By Michel Cousins.
Tripoli, 15 December:
French oil company Total is celebrating a year of activity since resuming operations in Libya last December. . . .[restrict]It was the first foreign oil company to do so after the revolution.
Speaking at a lunch party in Tripoli’s Corinthia hotel on Sunday 9 December for staff and guests including officials from the Oil Ministry and NOC, the head of Total in Libya, Bernard Avignon, said 2012 had been a year of achievements. But 2013, he predicted, would be an even greater one, both for the company and the country.
Seismic operations would begin onshore, and drilling would start both onshore and offshore, he said. A leased rig was ready to leave from Croatia, heading first to Malta for inspection, and was expected to be onsite in waters 100 km off the coast near the border with Tunisia by the end of January, ready to start exploration drilling.
Total, which has been in Libya for half a century, is responsible for exploration in the Al-Jurf offshore field. Production is in the hands of Mabrouk Oil, a joint venture operation with NOC and in this case Germany’s Wintershall. In the onshore Mabrouk field in the Sirte Basin, production some 170 kms south of Sirte is also handled by Mabrouk but the partnership is between Total, NOC and Norway’s Statoil.
Looking back to 2012, Avignon said, Total had been the first oil company to lift the Force Majeure rules, in March 2012. Similarly, Mabrouk Oil had been the first company to restart production both on and offshore.
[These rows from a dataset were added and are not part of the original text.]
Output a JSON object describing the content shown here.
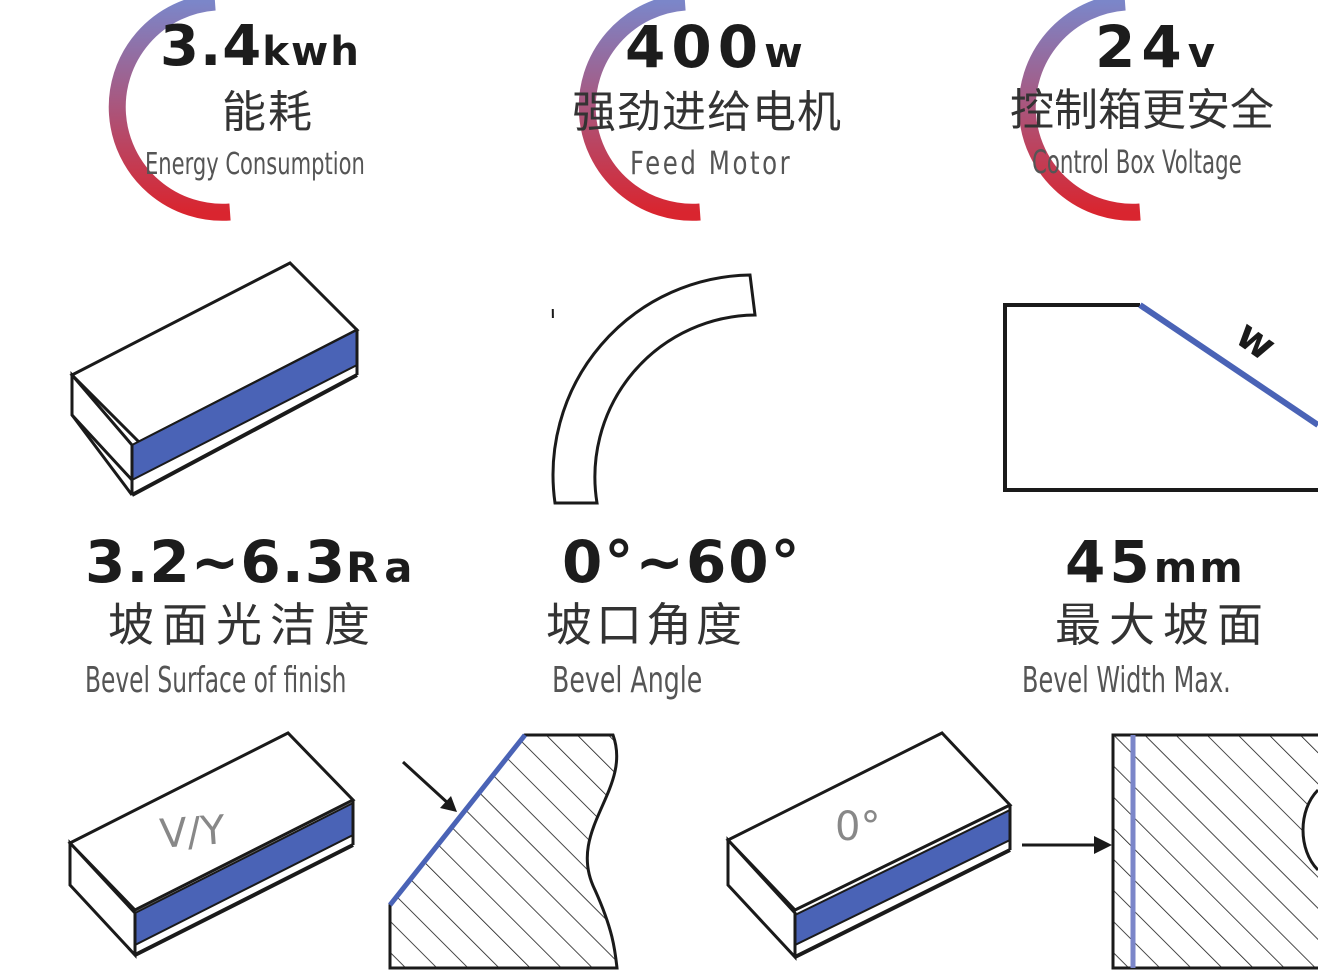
{
  "specs_top": [
    {
      "value": "3.4",
      "unit": "kwh",
      "cn": "能耗",
      "en": "Energy Consumption"
    },
    {
      "value": "400",
      "unit": "w",
      "cn": "强劲进给电机",
      "en": "Feed Motor"
    },
    {
      "value": "24",
      "unit": "v",
      "cn": "控制箱更安全",
      "en": "Control Box Voltage"
    }
  ],
  "specs_mid": [
    {
      "value": "3.2~6.3",
      "unit": "Ra",
      "cn": "坡面光洁度",
      "en": "Bevel Surface of finish"
    },
    {
      "value": "0°~60°",
      "unit": "",
      "cn": "坡口角度",
      "en": "Bevel Angle"
    },
    {
      "value": "45",
      "unit": "mm",
      "cn": "最大坡面",
      "en": "Bevel Width Max."
    }
  ],
  "diagrams": {
    "vy_label": "V/Y",
    "zero_label": "0°",
    "width_label": "w"
  },
  "colors": {
    "bevel_blue": "#4a63b6",
    "gauge_red": "#d9252f",
    "gauge_violet": "#7b86c9",
    "line": "#1a1a1a"
  }
}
It was now producing 40,000 b/d in the Al-Jurf concession, the same amount as before the revolution.
Total’s second achievement, he said, had been getting its staff back together. It had been no easy task with so many relocated around the world after they had been evacuated after the revolution started. But it had been done. “We have been able to regroup the teams”, he said, and staff were “very happy” to be back. Total had also recruited 12 more Libyan staff, he added. Technical workshops, too, had been orgnanised in Tripoli and Benghazi to help get staff back into work and instruct new employees.
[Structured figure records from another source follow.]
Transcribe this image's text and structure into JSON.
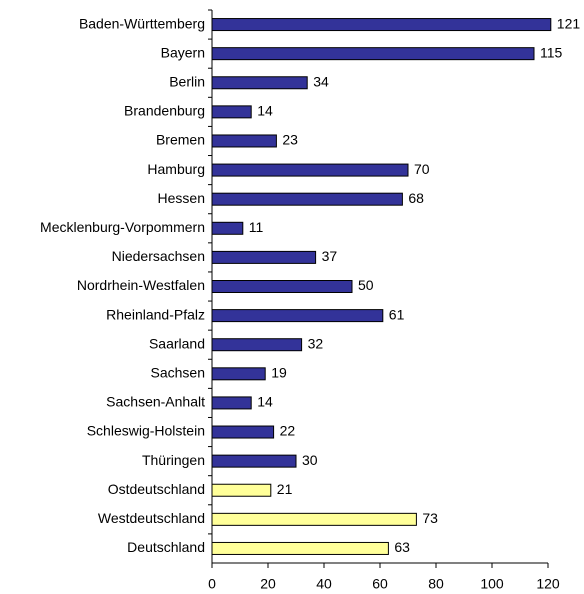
{
  "chart_data": {
    "type": "barh",
    "categories": [
      "Baden-Württemberg",
      "Bayern",
      "Berlin",
      "Brandenburg",
      "Bremen",
      "Hamburg",
      "Hessen",
      "Mecklenburg-Vorpommern",
      "Niedersachsen",
      "Nordrhein-Westfalen",
      "Rheinland-Pfalz",
      "Saarland",
      "Sachsen",
      "Sachsen-Anhalt",
      "Schleswig-Holstein",
      "Thüringen",
      "Ostdeutschland",
      "Westdeutschland",
      "Deutschland"
    ],
    "values": [
      121,
      115,
      34,
      14,
      23,
      70,
      68,
      11,
      37,
      50,
      61,
      32,
      19,
      14,
      22,
      30,
      21,
      73,
      63
    ],
    "colors": [
      "#333399",
      "#333399",
      "#333399",
      "#333399",
      "#333399",
      "#333399",
      "#333399",
      "#333399",
      "#333399",
      "#333399",
      "#333399",
      "#333399",
      "#333399",
      "#333399",
      "#333399",
      "#333399",
      "#ffff99",
      "#ffff99",
      "#ffff99"
    ],
    "xlim": [
      0,
      120
    ],
    "xticks": [
      0,
      20,
      40,
      60,
      80,
      100,
      120
    ]
  }
}
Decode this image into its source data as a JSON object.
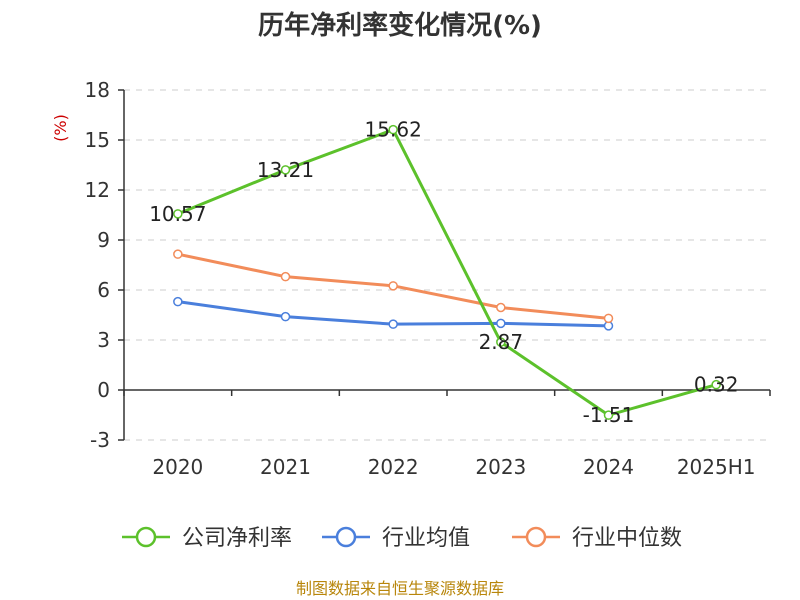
{
  "chart_data": {
    "type": "line",
    "title": "历年净利率变化情况(%)",
    "y_unit": "(%)",
    "categories": [
      "2020",
      "2021",
      "2022",
      "2023",
      "2024",
      "2025H1"
    ],
    "ylim": [
      -3,
      18
    ],
    "yticks": [
      -3,
      0,
      3,
      6,
      9,
      12,
      15,
      18
    ],
    "grid": true,
    "legend_position": "bottom",
    "series": [
      {
        "name": "公司净利率",
        "color": "#5cc12b",
        "values": [
          10.57,
          13.21,
          15.62,
          2.87,
          -1.51,
          0.32
        ],
        "labels": [
          "10.57",
          "13.21",
          "15.62",
          "2.87",
          "-1.51",
          "0.32"
        ]
      },
      {
        "name": "行业均值",
        "color": "#4a7fdc",
        "values": [
          5.3,
          4.4,
          3.95,
          4.0,
          3.85,
          null
        ]
      },
      {
        "name": "行业中位数",
        "color": "#f28c5a",
        "values": [
          8.15,
          6.8,
          6.25,
          4.95,
          4.3,
          null
        ]
      }
    ]
  },
  "source": "制图数据来自恒生聚源数据库"
}
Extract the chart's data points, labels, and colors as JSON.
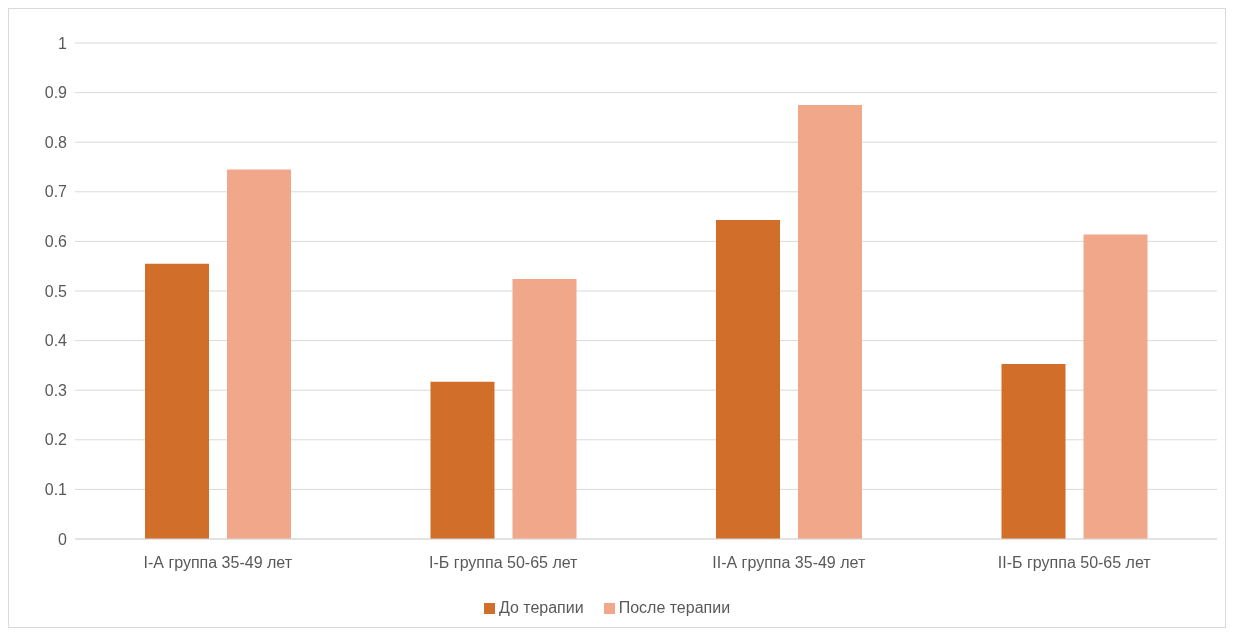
{
  "chart_data": {
    "type": "bar",
    "categories": [
      "I-А группа 35-49 лет",
      "I-Б группа 50-65 лет",
      "II-А группа 35-49 лет",
      "II-Б группа 50-65 лет"
    ],
    "series": [
      {
        "name": "До терапии",
        "color": "#d16e2a",
        "values": [
          0.555,
          0.317,
          0.643,
          0.353
        ]
      },
      {
        "name": "После терапии",
        "color": "#f1a88a",
        "values": [
          0.745,
          0.524,
          0.875,
          0.614
        ]
      }
    ],
    "ylim": [
      0,
      1
    ],
    "yticks": [
      0,
      0.1,
      0.2,
      0.3,
      0.4,
      0.5,
      0.6,
      0.7,
      0.8,
      0.9,
      1
    ],
    "grid": "y",
    "legend": "bottom"
  }
}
But “there is a lot to be done” to meet targets, Avignon said. Oil services needed to be improved and more staff were required.
Security too remained a major priority for the company. That was itself evident in the timing of the party. Normally it would an evening event, but because of security considerations, not wanting people to have to travel after dark, it was decided to host the event in the early afternoon.
In particular, Avignon said, the current security situation prevented foreign employees from bringing their families to Libya to live with them. It was hoped, though, that they would be able to do so by summer of 2013.
Another prime issue for the company, he said, was the environment. It could not be otherwise, he noted, given that the company was drilling the almost landlocked Mediterranean.
Despite the challenges, he was convinced that there were no reasons for the company “not to do things well” and itself do well.
The prospects for the country were “excellent”, he said. “Total is very well positioned and is thinking to the long term in Libya.”
“2013 will be a great year”, he predicted, “for Total for the NOC and for Libya”.
Total’s sense that it had a lot to celebrate became evident after Avignon’s speech. Lunch was accompanied by a fantastic Libyan pop group playing and singing 1960s and 70s classics with such skill and perfection that it was difficult to hear any difference between them and the original artists. This was followed by two successive groups of traditional Libyan musicians and artists who were so enthralling that most guests did not want to leave.